Government should do more to encourage companies to offer protection within their benefit schemes, Paul Moulton has said.
The director of intermediary distribution for Axa PPP Healthcare, said it was right for the government to suggest insurers and employers could do more to make medical insurance more affordable and more attractive to employees, but said even more could be done to encourage firms to offer insurance.
"Companies will consider insurance as a 'new spend' and for a discretionary benefit this could be seen as expensive.
"And such a benefit, once offered, is very difficult to take away if the company needs to cut costs.
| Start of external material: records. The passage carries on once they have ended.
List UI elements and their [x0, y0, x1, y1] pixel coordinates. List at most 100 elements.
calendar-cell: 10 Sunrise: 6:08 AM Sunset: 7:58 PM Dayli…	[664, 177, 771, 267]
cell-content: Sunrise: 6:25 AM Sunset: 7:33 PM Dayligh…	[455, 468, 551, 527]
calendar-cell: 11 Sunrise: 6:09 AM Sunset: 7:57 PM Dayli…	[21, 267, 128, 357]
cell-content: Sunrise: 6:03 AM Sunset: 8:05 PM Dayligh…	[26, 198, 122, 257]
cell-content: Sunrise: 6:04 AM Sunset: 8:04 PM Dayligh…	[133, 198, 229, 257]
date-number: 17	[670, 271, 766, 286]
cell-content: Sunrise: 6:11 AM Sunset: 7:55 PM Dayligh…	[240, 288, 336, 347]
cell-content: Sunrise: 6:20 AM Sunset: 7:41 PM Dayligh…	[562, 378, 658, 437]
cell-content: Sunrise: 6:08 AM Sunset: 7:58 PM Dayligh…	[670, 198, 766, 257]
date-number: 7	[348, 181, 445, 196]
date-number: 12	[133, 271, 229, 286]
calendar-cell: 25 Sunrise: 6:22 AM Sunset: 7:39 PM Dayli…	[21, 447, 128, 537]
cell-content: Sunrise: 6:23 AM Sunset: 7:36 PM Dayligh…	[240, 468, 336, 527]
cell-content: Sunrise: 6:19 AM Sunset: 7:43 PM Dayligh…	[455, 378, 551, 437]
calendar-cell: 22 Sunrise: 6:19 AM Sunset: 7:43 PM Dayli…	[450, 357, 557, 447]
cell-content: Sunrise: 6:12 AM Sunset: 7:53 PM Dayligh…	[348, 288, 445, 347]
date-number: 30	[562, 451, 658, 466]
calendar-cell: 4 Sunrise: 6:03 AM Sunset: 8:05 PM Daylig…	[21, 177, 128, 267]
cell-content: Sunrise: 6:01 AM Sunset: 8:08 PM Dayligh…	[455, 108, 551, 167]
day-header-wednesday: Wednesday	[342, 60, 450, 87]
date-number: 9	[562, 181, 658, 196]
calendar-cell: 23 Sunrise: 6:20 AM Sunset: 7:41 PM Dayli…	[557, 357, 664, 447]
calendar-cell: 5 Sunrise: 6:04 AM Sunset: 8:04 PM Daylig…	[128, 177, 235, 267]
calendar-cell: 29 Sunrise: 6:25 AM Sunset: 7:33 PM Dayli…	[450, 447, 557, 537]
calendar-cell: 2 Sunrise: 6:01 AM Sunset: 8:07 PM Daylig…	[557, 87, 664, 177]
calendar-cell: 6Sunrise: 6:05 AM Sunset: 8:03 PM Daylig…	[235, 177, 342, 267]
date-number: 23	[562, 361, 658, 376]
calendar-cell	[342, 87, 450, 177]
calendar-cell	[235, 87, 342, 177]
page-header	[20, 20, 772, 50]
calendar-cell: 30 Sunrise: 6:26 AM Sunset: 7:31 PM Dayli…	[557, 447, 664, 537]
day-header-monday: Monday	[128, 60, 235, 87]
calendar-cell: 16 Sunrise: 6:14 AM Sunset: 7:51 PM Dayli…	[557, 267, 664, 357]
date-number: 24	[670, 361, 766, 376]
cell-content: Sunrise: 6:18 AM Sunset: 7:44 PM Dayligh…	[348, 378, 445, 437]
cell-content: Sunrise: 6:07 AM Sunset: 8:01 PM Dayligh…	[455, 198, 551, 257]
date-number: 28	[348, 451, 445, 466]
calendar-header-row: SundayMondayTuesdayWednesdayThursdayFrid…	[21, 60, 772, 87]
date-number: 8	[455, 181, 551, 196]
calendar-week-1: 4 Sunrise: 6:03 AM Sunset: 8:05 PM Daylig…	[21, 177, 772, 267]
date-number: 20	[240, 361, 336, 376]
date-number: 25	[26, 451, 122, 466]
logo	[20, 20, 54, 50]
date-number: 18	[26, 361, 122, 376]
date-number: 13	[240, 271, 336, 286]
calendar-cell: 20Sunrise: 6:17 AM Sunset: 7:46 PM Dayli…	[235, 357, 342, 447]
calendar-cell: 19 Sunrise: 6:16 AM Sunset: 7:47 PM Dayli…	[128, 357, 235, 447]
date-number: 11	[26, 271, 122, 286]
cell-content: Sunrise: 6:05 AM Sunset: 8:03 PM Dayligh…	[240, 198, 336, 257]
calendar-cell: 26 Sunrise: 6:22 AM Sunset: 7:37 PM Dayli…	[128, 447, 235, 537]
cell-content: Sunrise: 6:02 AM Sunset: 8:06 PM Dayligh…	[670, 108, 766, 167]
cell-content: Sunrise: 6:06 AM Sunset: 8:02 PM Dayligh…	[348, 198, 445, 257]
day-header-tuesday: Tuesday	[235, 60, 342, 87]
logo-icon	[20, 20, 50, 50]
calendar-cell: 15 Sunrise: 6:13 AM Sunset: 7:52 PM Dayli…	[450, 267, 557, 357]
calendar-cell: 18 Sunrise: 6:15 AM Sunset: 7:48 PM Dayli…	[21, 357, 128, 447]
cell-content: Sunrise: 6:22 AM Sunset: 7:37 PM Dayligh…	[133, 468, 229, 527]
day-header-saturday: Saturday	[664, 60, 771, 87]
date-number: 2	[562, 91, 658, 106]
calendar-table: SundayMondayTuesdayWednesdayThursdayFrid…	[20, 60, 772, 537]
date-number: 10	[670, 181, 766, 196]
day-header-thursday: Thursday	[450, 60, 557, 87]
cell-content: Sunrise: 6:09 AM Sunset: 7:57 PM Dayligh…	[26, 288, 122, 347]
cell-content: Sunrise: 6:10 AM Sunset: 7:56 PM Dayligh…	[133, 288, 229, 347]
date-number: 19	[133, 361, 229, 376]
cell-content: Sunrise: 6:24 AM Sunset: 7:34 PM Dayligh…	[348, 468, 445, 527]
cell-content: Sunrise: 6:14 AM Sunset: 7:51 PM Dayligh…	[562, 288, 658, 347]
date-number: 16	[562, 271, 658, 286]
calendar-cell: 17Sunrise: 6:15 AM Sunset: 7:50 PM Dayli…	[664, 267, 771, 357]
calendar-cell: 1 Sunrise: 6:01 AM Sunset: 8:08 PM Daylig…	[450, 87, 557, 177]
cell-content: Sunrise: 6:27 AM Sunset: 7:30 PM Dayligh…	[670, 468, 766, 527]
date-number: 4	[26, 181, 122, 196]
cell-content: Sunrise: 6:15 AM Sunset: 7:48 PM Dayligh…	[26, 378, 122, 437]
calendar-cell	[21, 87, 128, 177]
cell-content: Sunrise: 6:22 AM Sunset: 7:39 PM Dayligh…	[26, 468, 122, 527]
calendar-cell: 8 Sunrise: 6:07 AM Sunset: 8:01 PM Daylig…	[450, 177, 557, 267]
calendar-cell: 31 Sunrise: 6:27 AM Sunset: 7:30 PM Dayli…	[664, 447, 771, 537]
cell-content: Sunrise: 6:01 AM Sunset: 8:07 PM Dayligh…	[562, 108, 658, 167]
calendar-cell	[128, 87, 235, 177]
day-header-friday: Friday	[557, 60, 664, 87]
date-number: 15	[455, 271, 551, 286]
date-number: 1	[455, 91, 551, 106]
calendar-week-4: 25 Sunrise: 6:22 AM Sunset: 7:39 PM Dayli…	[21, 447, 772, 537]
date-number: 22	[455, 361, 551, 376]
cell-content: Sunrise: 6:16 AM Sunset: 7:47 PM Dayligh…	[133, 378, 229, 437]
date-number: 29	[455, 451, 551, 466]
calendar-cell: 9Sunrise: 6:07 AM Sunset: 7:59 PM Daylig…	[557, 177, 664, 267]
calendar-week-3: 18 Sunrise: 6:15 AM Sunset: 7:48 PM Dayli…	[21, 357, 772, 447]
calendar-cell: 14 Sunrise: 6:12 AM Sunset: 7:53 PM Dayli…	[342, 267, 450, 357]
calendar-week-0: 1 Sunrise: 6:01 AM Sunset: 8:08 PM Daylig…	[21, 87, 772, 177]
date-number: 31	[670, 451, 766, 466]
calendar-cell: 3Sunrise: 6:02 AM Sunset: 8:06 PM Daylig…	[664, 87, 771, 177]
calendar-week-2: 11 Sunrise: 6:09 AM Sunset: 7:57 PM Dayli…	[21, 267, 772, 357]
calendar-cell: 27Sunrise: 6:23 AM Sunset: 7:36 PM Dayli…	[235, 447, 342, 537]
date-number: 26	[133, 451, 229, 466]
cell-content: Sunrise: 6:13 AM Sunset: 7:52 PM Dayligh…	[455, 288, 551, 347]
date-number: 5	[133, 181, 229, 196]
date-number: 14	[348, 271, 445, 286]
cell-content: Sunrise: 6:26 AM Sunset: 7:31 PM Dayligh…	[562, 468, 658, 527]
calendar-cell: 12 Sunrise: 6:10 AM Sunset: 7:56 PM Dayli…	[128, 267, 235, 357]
"Therefore, workplace insurance could be better incentivised by government. I think government needs to make a decision about how to do this, perhaps even bringing rudimentary insurance into a form of quasi-compulsion, incentivised by a reworking of the tax structure."
In 2014 the Association of British Insurers, in its Welfare Reform for the 21st Century report, mooted the possibility of an auto-enrolment treatment for workplace protection, incentivised through the government's tax system.
In 2016, the Department of Health and the Department for Work and Pensions issued an 88-page joint consultation paper, Improving Lives - The Work, Health and Disability Green Paper, which said insurers needed to do more to make income protection packages more attractive and less expensive, so employers could implement these cheaply.
But Mr Moulton said the insurance industry had already been improving their medical insurance policies, with insurers promoting health and wellbeing to get more people rehabilitated and back into work.
But it seems to be the government's "Plan B to make people wait" for state benefits. However if there were some form of government-incentivised auto-enrolment for insurance, it could benefit far more people and take people away from the state.
He said: "Protection as a benefit can really help employees but if you look at the typical corporate client, the ones offering protection or private medical insurance tend to be white-collar firms or the so-called 'knowledge workers'."
Arguably, Mr Moulton said, these are less likely to call on PMI than blue-collar workers in industries where there is a higher chance of a workplace accident, yet many firms across the UK do not have even basic insurance benefits offered to their employees.
Where there is some form of cover, he said this tended to be skewed towards the executives rather than extended as a benefit to all staff.
The latest figures from the Labour Force Survey showed an estimated 137.3m working days were lost due to sickness or injury in the UK in 2016.
Ian McKenna, director at the Finance & Technology Research Centre, said: "Anything that reduces financial stress in the workplace would have potential productivity benefits for both employees and the nation.